Resolved since R1 (still holding):

  • OQ-7 / Decision 12 → Partial. Executable Tiptap fallback chosen (§4.D #7); spike only decides pixel3-native vs Tiptap.
  • OQ-13 (REV-5)IUserService.GetActiveUsersBySsoIds specified; §4.D chunk 4a.
  • OQ-9 (REV-6) — no server-side privacy model; notify normally.
  • OQ-15 (REV-9) — both note route groups share the same handler.
  • REV-7/REV-8 — idempotency key fixed + mandated; worker retry/retention grounded (§2.F).
  • OQ-16 (REV-10) — re-pinned for v1.5: mention_count = total, new_mention_count = newly-notified, event = create/edit; i18n keys mechanical.

Unblocked now (can start immediately): BE chunks §4.D #1–#3, #4a, #4b, and #5 in full (payload now finalized — /crm, no longer pending an external contract), FE render/DOMPurify chunk #6, Mobile chunks #8–#9, the OQ-17 deep-link fixes in qontak-customer-fe, and the preview-card data layer #11 (UserStore.getUserDetail).
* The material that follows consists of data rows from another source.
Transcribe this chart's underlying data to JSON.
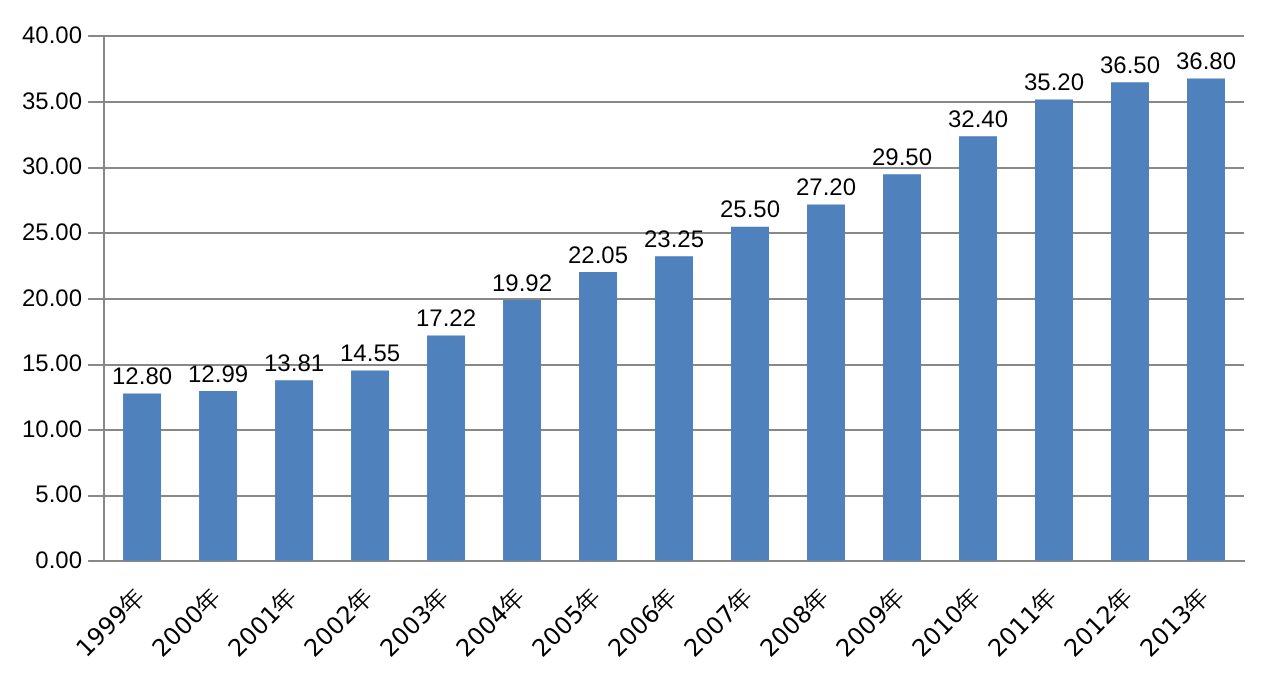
{
  "chart_data": {
    "type": "bar",
    "categories": [
      "1999年",
      "2000年",
      "2001年",
      "2002年",
      "2003年",
      "2004年",
      "2005年",
      "2006年",
      "2007年",
      "2008年",
      "2009年",
      "2010年",
      "2011年",
      "2012年",
      "2013年"
    ],
    "values": [
      12.8,
      12.99,
      13.81,
      14.55,
      17.22,
      19.92,
      22.05,
      23.25,
      25.5,
      27.2,
      29.5,
      32.4,
      35.2,
      36.5,
      36.8
    ],
    "value_labels": [
      "12.80",
      "12.99",
      "13.81",
      "14.55",
      "17.22",
      "19.92",
      "22.05",
      "23.25",
      "25.50",
      "27.20",
      "29.50",
      "32.40",
      "35.20",
      "36.50",
      "36.80"
    ],
    "color": "#4f81bd",
    "ylim": [
      0,
      40
    ],
    "yticks": [
      {
        "value": 0,
        "label": "0.00"
      },
      {
        "value": 5,
        "label": "5.00"
      },
      {
        "value": 10,
        "label": "10.00"
      },
      {
        "value": 15,
        "label": "15.00"
      },
      {
        "value": 20,
        "label": "20.00"
      },
      {
        "value": 25,
        "label": "25.00"
      },
      {
        "value": 30,
        "label": "30.00"
      },
      {
        "value": 35,
        "label": "35.00"
      },
      {
        "value": 40,
        "label": "40.00"
      }
    ],
    "grid": "y"
  }
}
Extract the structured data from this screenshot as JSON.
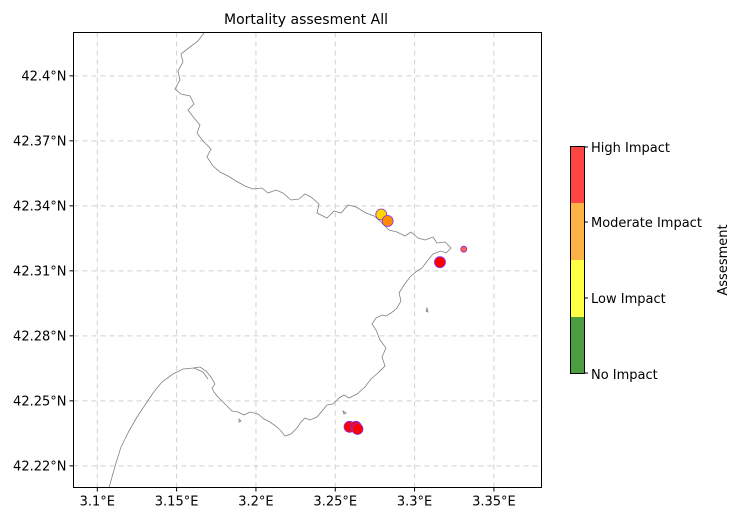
{
  "title": "Mortality assesment All",
  "x_ticks": [
    "3.1°E",
    "3.15°E",
    "3.2°E",
    "3.25°E",
    "3.3°E",
    "3.35°E"
  ],
  "y_ticks": [
    "42.4°N",
    "42.37°N",
    "42.34°N",
    "42.31°N",
    "42.28°N",
    "42.25°N",
    "42.22°N"
  ],
  "colorbar": {
    "label": "Assesment",
    "ticks": [
      "High Impact",
      "Moderate Impact",
      "Low Impact",
      "No Impact"
    ],
    "colors": [
      "#ff4444",
      "#ffb347",
      "#ffff44",
      "#4a9e3f"
    ]
  },
  "colors": {
    "coastline": "#808080",
    "grid": "#d0d0d0",
    "marker_edge": "#8a2be2"
  },
  "chart_data": {
    "type": "scatter",
    "title": "Mortality assesment All",
    "xlim": [
      3.085,
      3.38
    ],
    "ylim": [
      42.21,
      42.42
    ],
    "grid": true,
    "projection": "geographic lon/lat",
    "points": [
      {
        "lon": 3.279,
        "lat": 42.336,
        "assessment": "Low Impact",
        "color": "#ffd700"
      },
      {
        "lon": 3.283,
        "lat": 42.333,
        "assessment": "Moderate Impact",
        "color": "#ff8c00"
      },
      {
        "lon": 3.316,
        "lat": 42.314,
        "assessment": "High Impact",
        "color": "#ff0000"
      },
      {
        "lon": 3.331,
        "lat": 42.32,
        "assessment": "Moderate Impact",
        "color": "#ff6347"
      },
      {
        "lon": 3.259,
        "lat": 42.238,
        "assessment": "High Impact",
        "color": "#ff0000"
      },
      {
        "lon": 3.263,
        "lat": 42.238,
        "assessment": "High Impact",
        "color": "#ff0000"
      },
      {
        "lon": 3.264,
        "lat": 42.237,
        "assessment": "High Impact",
        "color": "#ff0000"
      }
    ]
  }
}
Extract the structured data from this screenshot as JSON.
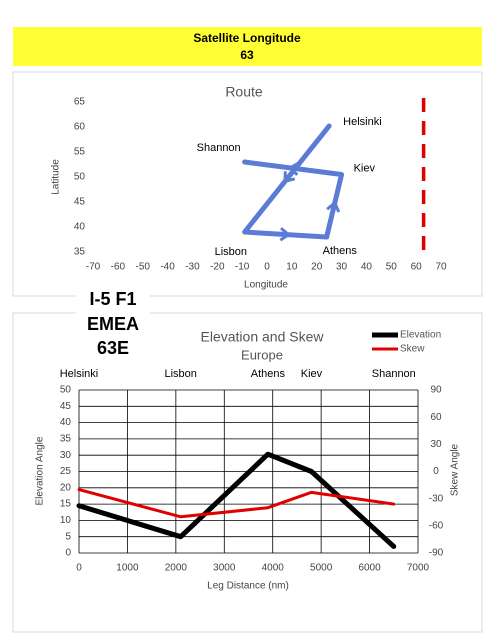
{
  "header": {
    "title": "Satellite Longitude"
  },
  "satellite_longitude": 63,
  "satellite_label": [
    "I-5 F1",
    "EMEA",
    "63E"
  ],
  "chart_data": [
    {
      "type": "line",
      "title": "Route",
      "x_label": "Longitude",
      "y_label": "Latitude",
      "xlim": [
        -70,
        70
      ],
      "xticks": [
        -70,
        -60,
        -50,
        -40,
        -30,
        -20,
        -10,
        0,
        10,
        20,
        30,
        40,
        50,
        60,
        70
      ],
      "ylim": [
        35,
        65
      ],
      "yticks": [
        35,
        40,
        45,
        50,
        55,
        60,
        65
      ],
      "grid": false,
      "series": [
        {
          "color": "#5b7bd5",
          "x": [
            25,
            -9,
            24,
            30,
            -9
          ],
          "values": [
            60.2,
            39,
            38,
            50.5,
            53
          ],
          "point_labels": [
            "Helsinki",
            "Lisbon",
            "Athens",
            "Kiev",
            "Shannon"
          ]
        }
      ]
    },
    {
      "type": "line",
      "title": "Elevation and Skew",
      "subtitle": "Europe",
      "x_label": "Leg Distance (nm)",
      "y_label": "Elevation Angle",
      "y2_label": "Skew Angle",
      "xlim": [
        0,
        7000
      ],
      "xticks": [
        0,
        1000,
        2000,
        3000,
        4000,
        5000,
        6000,
        7000
      ],
      "ylim": [
        0,
        50
      ],
      "yticks": [
        0,
        5,
        10,
        15,
        20,
        25,
        30,
        35,
        40,
        45,
        50
      ],
      "y2lim": [
        -90,
        90
      ],
      "y2ticks": [
        -90,
        -60,
        -30,
        0,
        30,
        60,
        90
      ],
      "grid": true,
      "legend": "top-right",
      "x": [
        0,
        2100,
        3900,
        4800,
        6500
      ],
      "x_top_labels": [
        "Helsinki",
        "Lisbon",
        "Athens",
        "Kiev",
        "Shannon"
      ],
      "series": [
        {
          "name": "Elevation",
          "color": "#000000",
          "values": [
            14.5,
            5,
            30.3,
            25,
            2
          ]
        },
        {
          "name": "Skew",
          "color": "#e00000",
          "axis": "y2",
          "values": [
            -20,
            -50,
            -40,
            -23,
            -36
          ]
        }
      ]
    }
  ]
}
The preview-card UI #12 (S05) is also unblocked — unlike the composer, it has real Figma (15091-119388/448947), so it is not gated on OQ-14; it only sequences after the chip renders (#7). Web composer chunk #7 still needs OQ-14 (Figma). The mobile preview card is out of v1 (no chip — Decision 7/14). CHG-004 / S05 adds no new external blocker — its one open item, OQ-22 (teams/avatar), has a degraded-but-shippable fallback. Re-run this gate to YES once Figma (OQ-14) lands.

rfc-reviewer cycle R3 (2026-06-22): score 8.5/10 — Agentic-Ready — verdict PROCEED. The notification-contract blockers (REV-1/REV-2) are closed and ACV rose 6.5→8.5; the only remaining blocker is OQ-14 (Figma, REV-4), which gates just chunk 7. New findings REV-13 (OQ-17 web deep-link) and REV-14 (OQ-19 lock-screen PII ack) are minor/internal. Full report: rfcs/rfc-notes-mention-user-review.md.